AQUINO, Santo Tomás de. Escritos políticos de Santo Tomás de Aquino. Tradução e introdução de Francisco Benjamin de Souza Neto. Petrópolis: Editora Vozes, 2011. Resenha de: BELLO, Joathas Soares. Synesis, Petrópolis, v. 7, n.1, p.155-158, jan./jun., 2015.

Os Escritos políticos de Santo Tomás de Aquino, publicados pela Editora Vozes, trazem dois textos fundamentais para a compreensão da questão política no Aquinate: as “Questões sobre a lei na Suma Teológica” e o Do reino ou do governo dos príncipes ao rei de Chipre. A tradução dos dois textos, feita por Francisco Benjamin de Souza Neto, está baseada no texto crítico da edição leonina sob sua forma mais recente. O tradutor nos brindou, ainda, com uma introdução, na qual apresenta uma síntese dos textos.

Para Tomás de Aquino, as reflexão e prática política e jurídica são inseparáveis da ética: o exercício do governo, as relações sociais, as leis, o bem comum, devem estar em harmonia com o que é considerado bom e justo para o indivíduo – ao contrário da ciência política moderna, inaugurada por Maquiavel, em que a prática política é considerada autônoma, independente da ética individual. A ética tomasiana, por sua vez, enquanto fundamentação do agir formalmente ético, é inseparável da moral, enquanto conteúdo concreto em que a forma da ética se realiza – ao contrário da concepção formalista inaugurada por Kant, que acabou por estabelecer uma dicotomia entre a forma do agir ético e a moral como conjunto de costumes ou leis que variam de povo para povo e que, portanto, é múltipla e não universal. De outra parte, ética/moral têm uma fundamentação metafísica, estão ancoradas no ser mesmo da pessoa humana, na sua natureza ou essência, naquilo que a tradição clássica chamou de Lei (moral) natural, que não deve ser entendida como alguma espécie de dado “espontâneo” ou meramente biológico, mas como a leitura ou interpretação que a razão humana faz das inclinações naturais e consequente promulgação dos deveres/direitos daí decorrentes –“natureza” aqui tem o sentido clássico  anterior à separação entre natureza e espírito ou natureza e história ou natureza e cultura, etc.; também ou principalmente a razão constitui a natureza da pessoa humana. Deve-se dizer, ainda, que tal Lei natural é um reflexo do que Santo Tomás chamou de Lei Eterna, isto é, a Sabedoria eterna de Deus, pela qual este pensou e criou suas criaturas –a qual não deve ser confundida com os dez mandamentos ou Lei divina positiva ou revelada para auxiliar o homem a conhecer seus deveres morais–, Sabedoria esta que está espelhada no próprio âmago da criação. Em síntese, pode-se dizer que, ao estudarmos política em Santo Tomás, estudamos conjuntamente o direito, a ética, a moral, a metafísica (antropologia filosófica e teologia natural), e aludimos à teologia moral. Como é característico no pensamento tomasiano, a realidade –no caso, a realidade política– é compreendida nas suas múltiplas relações ou conexões com outros âmbitos do real, sem os quais não chegaria a ser entendida de modo mais pleno.
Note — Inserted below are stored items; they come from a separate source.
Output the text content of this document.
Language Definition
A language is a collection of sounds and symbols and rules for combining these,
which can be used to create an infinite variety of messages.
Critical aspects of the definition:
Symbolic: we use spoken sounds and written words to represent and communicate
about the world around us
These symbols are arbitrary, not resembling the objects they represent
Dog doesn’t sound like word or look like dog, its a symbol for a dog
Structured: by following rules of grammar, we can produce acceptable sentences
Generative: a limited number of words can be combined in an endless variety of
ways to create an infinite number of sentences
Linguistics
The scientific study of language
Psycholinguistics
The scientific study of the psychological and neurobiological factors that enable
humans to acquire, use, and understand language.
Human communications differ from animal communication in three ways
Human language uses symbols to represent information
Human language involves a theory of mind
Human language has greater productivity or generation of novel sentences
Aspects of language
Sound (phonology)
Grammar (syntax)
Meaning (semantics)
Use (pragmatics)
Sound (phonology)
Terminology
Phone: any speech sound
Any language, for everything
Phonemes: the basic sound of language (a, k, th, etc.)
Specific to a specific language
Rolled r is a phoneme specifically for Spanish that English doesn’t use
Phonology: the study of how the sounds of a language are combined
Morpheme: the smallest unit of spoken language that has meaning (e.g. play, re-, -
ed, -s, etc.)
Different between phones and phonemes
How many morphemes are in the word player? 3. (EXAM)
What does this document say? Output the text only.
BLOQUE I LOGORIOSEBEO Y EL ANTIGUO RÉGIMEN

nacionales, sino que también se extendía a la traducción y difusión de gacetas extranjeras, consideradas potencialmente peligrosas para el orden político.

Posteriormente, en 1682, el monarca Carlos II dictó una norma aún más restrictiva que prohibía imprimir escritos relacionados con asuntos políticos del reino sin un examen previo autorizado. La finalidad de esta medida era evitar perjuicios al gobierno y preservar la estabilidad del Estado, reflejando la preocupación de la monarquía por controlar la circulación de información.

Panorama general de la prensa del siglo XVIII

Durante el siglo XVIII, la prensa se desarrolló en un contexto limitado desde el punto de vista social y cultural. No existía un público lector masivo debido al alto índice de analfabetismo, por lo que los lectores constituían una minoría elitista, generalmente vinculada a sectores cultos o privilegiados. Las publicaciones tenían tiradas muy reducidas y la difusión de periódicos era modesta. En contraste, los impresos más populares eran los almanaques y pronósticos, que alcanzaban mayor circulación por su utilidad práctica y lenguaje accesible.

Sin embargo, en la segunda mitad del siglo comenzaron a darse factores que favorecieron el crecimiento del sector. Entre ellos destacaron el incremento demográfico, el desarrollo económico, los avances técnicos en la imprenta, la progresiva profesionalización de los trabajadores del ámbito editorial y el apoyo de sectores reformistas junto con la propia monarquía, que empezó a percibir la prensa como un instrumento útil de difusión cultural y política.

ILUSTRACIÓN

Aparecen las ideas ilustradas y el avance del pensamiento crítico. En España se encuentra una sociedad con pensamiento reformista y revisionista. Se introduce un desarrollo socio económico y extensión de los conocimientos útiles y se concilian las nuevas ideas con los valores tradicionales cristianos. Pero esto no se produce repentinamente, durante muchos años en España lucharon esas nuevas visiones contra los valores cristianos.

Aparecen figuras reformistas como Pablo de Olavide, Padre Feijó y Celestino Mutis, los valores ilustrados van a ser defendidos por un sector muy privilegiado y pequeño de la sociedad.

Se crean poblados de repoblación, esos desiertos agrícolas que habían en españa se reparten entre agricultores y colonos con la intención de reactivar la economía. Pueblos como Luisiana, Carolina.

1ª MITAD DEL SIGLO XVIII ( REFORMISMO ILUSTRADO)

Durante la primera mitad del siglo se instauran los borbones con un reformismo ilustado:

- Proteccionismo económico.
O homem é um “animal sociável e político”: desprovido de instrumentos que lhe garantam automaticamente a sobrevivência, mas dotado de razão para buscar os meios da existência, não pode, sozinho, encontrar tudo o que necessita, sendo-lhe natural, portanto, a vida social –ao contrário do que diria a filosofia política de Thomas Hobbes, segundo o qual o homem, no “estado de natureza”, é “o lobo do homem”, e o Estado é um artifício, o “Leviatã” que, por meio da força, impõe a “paz”. E se o homem não pode viver sua vida a não ser em sociedade, é preciso sobrepor aos bens particulares o bem comum de todos. A política é a arte de dirigir a multidão à consecução do bem comum –e não meramente um jogo de luta pelo poder, como a modernidade passaria a considerar–, para a qual é imprescindível a presença de um governante, que saiba harmonizar os interesses presentes na sociedade, subordinando-os aos interesses mais gerais.

Quando o governante busca seu bem privado, é injusto e perverso o governo: tirania (governo injusto de um só), oligarquia (governo injusto de alguns poucos ricos) e “democracia” (governo injusto de muitos) –não há que se entender, aqui, a palavra no sentido moderno, mas como oposição à politeia, como “demagogia”. Os governos justos são: a politia(transliteração latina de politeia) ou governo da multidão, a aristocracia ou governo de poucos, porém virtuosos (os “melhores”), e a realeza ou monarquia, isto é, o governo de um só, o rei. No De Regno, Tomás diz preferir o governo do rei para realizar o objetivo primordial da sociedade, que é a unidade da paz, precisamente porque considera que um só tem mais condições de evitar a dissensão; mas no Tratado da Lei se inclina a um governo misto, que combina os três regimes justos: “Esta é a organização política mais perfeita, bem mesclada do reino, enquanto um preside; da aristocracia, enquanto muitos exercem o principado segundo a virtude; e da democracia, isto é, do poder do povo, porque dentre os populares podem ser eleitos os príncipes e ao povo pertence a eleição dos príncipes” (S.Th I-II, q105, a2).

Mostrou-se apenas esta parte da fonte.